18 Fla. L. Weekly Supp. 884a

Online Reference: FLWSUPP 1809DWIL

Insurance — Personal injury protection — Coverage — Medical expenses — Exhaustion of policy limits — Bad faith — Where there was no binding legal authority as to whether inclusion of professional license number on claim form was required at time insurer denied medical provider’s claim on that basis, there was no bad faith that would require insurer to set aside disputed amounts — Insurer is not responsible for disputed amounts after exhaustion of policy limits on other claims

OAKLAND PARK MRI, INC., (A/A/O DANIEL WILSON), Plaintiff, vs. USAA CASUALTY INSURANCE COMPANY, Defendant. County Court, 17th Judicial Circuit in and for Broward County, Civil Division. Case No. 09-10890 COCE 55. May 10, 2011. Honorable Sharon Zeller, Judge. Counsel: Charles Kane, for Plaintiff. Reuven T. Herssein, Law Offices of Herssein & Herssein, P.A., North Miami, for Defendant.
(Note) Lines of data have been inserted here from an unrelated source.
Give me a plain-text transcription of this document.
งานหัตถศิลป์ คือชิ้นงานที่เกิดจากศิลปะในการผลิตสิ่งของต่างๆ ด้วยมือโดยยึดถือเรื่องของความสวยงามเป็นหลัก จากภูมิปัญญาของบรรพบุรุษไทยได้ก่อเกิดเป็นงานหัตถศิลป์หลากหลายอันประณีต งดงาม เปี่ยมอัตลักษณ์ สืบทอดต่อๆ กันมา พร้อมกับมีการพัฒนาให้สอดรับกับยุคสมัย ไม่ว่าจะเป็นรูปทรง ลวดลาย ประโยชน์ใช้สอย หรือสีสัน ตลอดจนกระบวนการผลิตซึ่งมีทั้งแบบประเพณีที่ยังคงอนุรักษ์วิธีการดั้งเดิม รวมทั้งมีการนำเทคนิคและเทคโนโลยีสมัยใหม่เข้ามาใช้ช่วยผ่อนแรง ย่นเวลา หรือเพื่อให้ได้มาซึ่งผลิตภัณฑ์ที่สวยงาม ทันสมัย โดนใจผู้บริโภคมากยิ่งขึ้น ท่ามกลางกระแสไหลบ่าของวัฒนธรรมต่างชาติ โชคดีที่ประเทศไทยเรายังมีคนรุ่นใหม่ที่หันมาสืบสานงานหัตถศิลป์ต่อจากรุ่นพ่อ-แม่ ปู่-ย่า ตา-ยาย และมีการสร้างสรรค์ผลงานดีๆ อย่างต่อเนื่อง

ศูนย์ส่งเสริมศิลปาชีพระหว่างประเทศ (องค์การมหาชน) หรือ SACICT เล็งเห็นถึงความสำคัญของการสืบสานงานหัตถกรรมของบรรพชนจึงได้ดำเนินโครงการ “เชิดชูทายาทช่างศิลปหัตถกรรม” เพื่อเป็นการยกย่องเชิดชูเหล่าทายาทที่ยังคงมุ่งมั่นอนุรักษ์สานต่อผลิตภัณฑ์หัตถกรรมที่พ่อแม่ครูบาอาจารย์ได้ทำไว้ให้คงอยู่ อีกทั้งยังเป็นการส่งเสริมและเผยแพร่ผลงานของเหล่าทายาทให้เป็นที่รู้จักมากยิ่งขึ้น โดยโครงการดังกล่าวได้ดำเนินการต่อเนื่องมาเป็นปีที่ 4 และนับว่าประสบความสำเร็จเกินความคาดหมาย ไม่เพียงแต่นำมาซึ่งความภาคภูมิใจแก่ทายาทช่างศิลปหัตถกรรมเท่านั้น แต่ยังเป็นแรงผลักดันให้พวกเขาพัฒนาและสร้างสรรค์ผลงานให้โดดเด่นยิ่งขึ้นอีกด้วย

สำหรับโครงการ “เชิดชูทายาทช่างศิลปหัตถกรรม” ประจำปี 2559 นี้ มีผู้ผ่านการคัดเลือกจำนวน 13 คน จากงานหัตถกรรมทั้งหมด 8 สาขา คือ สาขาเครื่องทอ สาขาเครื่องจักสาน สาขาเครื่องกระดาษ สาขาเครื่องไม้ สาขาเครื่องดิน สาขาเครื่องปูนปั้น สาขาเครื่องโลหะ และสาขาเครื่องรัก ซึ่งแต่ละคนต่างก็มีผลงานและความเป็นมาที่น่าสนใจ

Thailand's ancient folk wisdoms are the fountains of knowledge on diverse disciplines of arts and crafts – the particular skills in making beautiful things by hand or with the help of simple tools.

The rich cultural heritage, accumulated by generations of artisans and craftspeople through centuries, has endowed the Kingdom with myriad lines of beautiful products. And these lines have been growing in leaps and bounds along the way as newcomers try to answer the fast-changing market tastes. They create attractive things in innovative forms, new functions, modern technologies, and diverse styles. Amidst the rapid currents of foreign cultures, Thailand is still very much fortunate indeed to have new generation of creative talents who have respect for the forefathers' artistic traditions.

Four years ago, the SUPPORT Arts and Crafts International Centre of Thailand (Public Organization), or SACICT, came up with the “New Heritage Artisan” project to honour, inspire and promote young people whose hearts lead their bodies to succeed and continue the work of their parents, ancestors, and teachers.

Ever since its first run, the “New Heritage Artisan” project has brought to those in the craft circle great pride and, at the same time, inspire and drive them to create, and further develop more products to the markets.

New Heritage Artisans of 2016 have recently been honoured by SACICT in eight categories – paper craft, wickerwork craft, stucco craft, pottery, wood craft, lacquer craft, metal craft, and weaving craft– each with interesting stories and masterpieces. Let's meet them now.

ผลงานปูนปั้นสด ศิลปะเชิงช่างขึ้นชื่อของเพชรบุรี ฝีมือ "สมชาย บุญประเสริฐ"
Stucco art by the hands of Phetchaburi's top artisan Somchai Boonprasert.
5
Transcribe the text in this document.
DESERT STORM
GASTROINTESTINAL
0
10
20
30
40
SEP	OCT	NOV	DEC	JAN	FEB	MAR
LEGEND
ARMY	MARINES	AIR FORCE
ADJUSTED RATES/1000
FINAL SUMMARY JUDGMENT IN FAVOR OF USA A CASUALTY INSURANCE COMPANY

THIS CAUSE came before the Court on April 12, 2011, for hearing of the Plaintiff’s and Defendant’s Motions for Final Summary Judgment, and the Court’s having reviewed the Motion, the entire Court file, and the relevant legal authorities; having heard argument of counsel; having made a thorough review of the matters filed on record; and having been sufficiently advised on the premises, the Court finds as follows:

The Issue before this Court is whether an insurer is required to pay a claim, after policy benefits have exhausted, when the insurer denied the claim based upon the status of the law the time the bill was received and processed, when a subsequent binding legal opinion is rendered which invalidates the basis for the denial of said claim.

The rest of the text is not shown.